Жалко – и забавно в той же степени. Без глушащих в застенках-перифериях отзвуках и битах подсветкою по зигзагу зеркал, без обёрточной плёнки дизайнерских одежд и трёхсот наслоек крема для уверенности он был словно опустевшим сосудом, механизм не работал, если не делал его руки похожими на расплавленный мел.
– Ты продолжаешь искать тайные смыслы во всём, что люди говорят тебе или что они делают, – она обернулась. Миша только и смог, что вдохнуть – тревожно подрагивая, будто внутри у него дребезжали невидимые глазу струны. Черты, впитавшие чёрную подводку, крошечные комочки свернувшейся туши, светящиеся на этот раз цветочным угловатые скулы, занесённые, будто скалы массами айсбергов, матирующей пудрой, золотые витки на кудряшках как фонарики в ночной промозглой пластмассе казались истончившимися, даже в мрачном мареве искуственного освещения серебрящееся молниями небо отражалось в обкатанной гальке глазниц, и пирсинг змейками кусал его за разрозовевшиеся мочки уха.
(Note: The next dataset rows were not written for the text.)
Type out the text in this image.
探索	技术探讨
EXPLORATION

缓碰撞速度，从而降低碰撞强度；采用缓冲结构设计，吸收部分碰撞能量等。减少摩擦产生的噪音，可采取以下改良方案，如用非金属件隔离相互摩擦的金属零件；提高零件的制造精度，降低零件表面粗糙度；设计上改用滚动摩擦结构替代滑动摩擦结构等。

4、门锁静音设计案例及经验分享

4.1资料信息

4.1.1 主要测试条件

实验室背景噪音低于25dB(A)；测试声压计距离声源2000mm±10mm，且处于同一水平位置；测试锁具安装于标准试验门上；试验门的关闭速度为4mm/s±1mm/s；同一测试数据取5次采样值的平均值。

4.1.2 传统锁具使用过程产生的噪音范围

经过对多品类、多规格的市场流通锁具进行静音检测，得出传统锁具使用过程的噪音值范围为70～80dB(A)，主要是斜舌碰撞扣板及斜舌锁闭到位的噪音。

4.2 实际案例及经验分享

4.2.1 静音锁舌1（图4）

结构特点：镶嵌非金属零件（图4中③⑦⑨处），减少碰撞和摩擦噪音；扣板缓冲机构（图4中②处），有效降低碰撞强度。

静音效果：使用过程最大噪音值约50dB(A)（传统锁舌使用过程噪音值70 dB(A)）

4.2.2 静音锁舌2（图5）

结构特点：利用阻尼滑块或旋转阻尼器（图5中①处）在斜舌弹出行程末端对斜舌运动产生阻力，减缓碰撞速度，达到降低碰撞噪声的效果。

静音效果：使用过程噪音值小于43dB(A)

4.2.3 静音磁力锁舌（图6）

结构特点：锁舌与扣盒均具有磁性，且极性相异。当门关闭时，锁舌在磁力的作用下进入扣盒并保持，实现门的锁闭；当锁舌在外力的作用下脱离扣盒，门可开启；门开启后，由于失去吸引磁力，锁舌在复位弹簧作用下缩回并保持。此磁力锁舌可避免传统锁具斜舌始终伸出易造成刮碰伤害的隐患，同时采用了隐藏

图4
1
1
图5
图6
Разморившаяся передозировкой блестящего песка-трипа и узорчатых звёздочек индустрия развлечений, в которую он так пробивался попасть, потрогала измазанными в алом пальцами его вечно махрово-фрезийное бледное лицо, очертила румяную ретушь, нимбом чуть приоткрыла и увеличила губы, оставила мелкую просыпь мокрого лоска по линии роста волос, с которой вслед за лампочным венцом стекали вниз слова и звуки… выдохами обнимала за лопатки.
«Миша!» – в конце коридора показалась Ева в милых очках-авиаторах на манер разреза кошачьих глаз, поверх которых всё равно было отчётливо видно, как горели красным белки – вспышки на Солнце; двери захлопали – Уэйн дёрнулась, а Миша, так и замерев взглядом на её лице, в прострации, даже не обернулся. Едва ли он достаточно настажировался в хорошего артиста или кого бы то ни было «значительного», если позволял себе сбегать за кем-то вроде Уэйн прямо во время репетиции перед важным ивентом только для того, чтобы сейчас услышать здесь её словно бритва холодно-острый голос, выплёвывающий все эти слова. Это казалось до жути смешным.